将矢の思考は少しずつ報復という黒色に染まり始めていた。本人はそれに気づいておらずパーツに慣れるための鍛錬を行うためにアリーナへと向かった。

 

 

 

 

 

 

未だ意思の眠っているカブトメダルを使い、鍛錬をしていると二人組の女生徒がやってきた。将矢のクラスの生徒ではなく、リボンの色からして上級生だろう。

 

「ふーん、君が噂の二人目の男性操縦者君か」

 

「イケメンではないね、磨けば光るフツメンって所かな?」

 

どうやら品定めをしているようで、将矢はその視線が気に入らなかった。むしろ敵対心を持たせるには十分すぎるものだ。

 

「・・・・何か用ですか?」

 

「そんなに睨まないでよ。私達と模擬戦して欲しいの」

 

「?どうしてです?俺とやるより織斑とやった方が」

 

「いや、君の実力を純粋に知りたいの。織斑君は大体わかるから」

 

「そうそう、織斑君イケメンだけど・・・それだけって感じだよねー、何人も女の子を泣かせてるでしょ。きっと」

 

話を聞くと二人はどうやら本気で操縦者を目指しているらしく、色々な武装で対応してくる将矢に興味を持ち、模擬戦を申込みたかったそうだ。

 

「わかりました。

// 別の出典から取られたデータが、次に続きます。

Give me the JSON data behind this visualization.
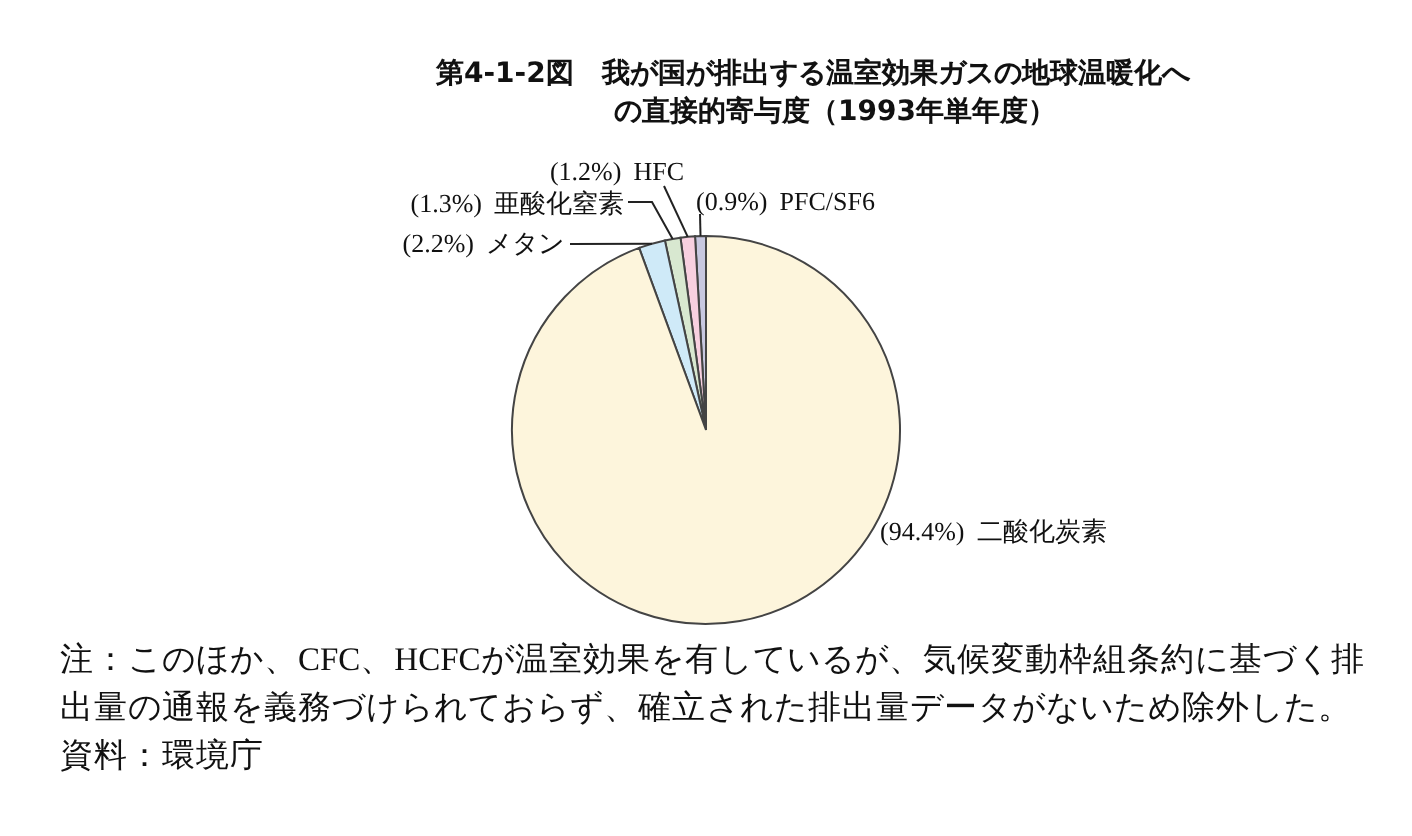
{
  "chart_data": {
    "type": "pie",
    "title": "第4-1-2図　我が国が排出する温室効果ガスの地球温暖化への直接的寄与度（1993年単年度）",
    "categories": [
      "PFC/SF6",
      "HFC",
      "亜酸化窒素",
      "メタン",
      "二酸化炭素"
    ],
    "values": [
      0.9,
      1.2,
      1.3,
      2.2,
      94.4
    ],
    "value_labels": [
      "(0.9%)",
      "(1.2%)",
      "(1.3%)",
      "(2.2%)",
      "(94.4%)"
    ],
    "colors": [
      "#c8c8e0",
      "#f8d0e0",
      "#d8e8d0",
      "#cfeaf8",
      "#fdf5dc"
    ],
    "legend": false,
    "annotations": [
      "注：このほか、CFC、HCFCが温室効果を有しているが、気候変動枠組条約に基づく排出量の通報を義務づけられておらず、確立された排出量データがないため除外した。",
      "資料：環境庁"
    ]
  }
}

でも、予め言っておきます・・・八つ当たりも入りますからね?」

 

「え?」

 

「それって」

 

「二人で来てください、ヌーマイト・・・任せるよ」

 

『はい』

 

『スラ符符f・・・オオオオモモ・・・モード、Bカカカブト!ブラックビートトトトル、アクティブブブブ、深刻なエラーがががが・・・What's the next stage?What's the next stage?』

 

意思がブラックビートルであるヌーマイトに切り変わり、ブラックスタッグであるオニキスがオートモードになった時と似ており、またもや意味不明な音声が流れ出している。

 

「あれって確か・・・ゲームのスタート画面音声みたいな感じだけど?」

 

「二人で来いって相当自信あるのか、よほどの自信過剰か」

 

二人はラファールを身に纏い、戦闘準備を始め将矢が纏うのを待っている。

 

『戦闘・・・開始』

 

ブラックスタッグとは真逆の黒色に覆われた全身に眼帯のような装甲、それに覆われている顔面の右目からは相手を倒すという意思がひしひしと伝わってくる。

 

「遠慮なく!」

 

「いっくよー!」

 

『最初に言っておきますが、私は殺す気で戦いますので甘くありませんよ』

 

ヌーマイトの言葉に上級生二人は僅かに動揺しながらも、模擬戦闘へと突入していった。




いじめと自己否定で闇堕ち仕掛けている将矢君ェ・・・。

とうとう、言ってしまった一言。このままズルズルと行くのか。

このままだと某カードゲームに登場する超融合を使う闇の王に成りかねない。

上級生はただ、将矢君の実力が知りたいだけでパイロットを目指すモブです。

片方はミーハー、もう片方は気が強いタイプです。

次回は臨海学校へ向かう最中になります。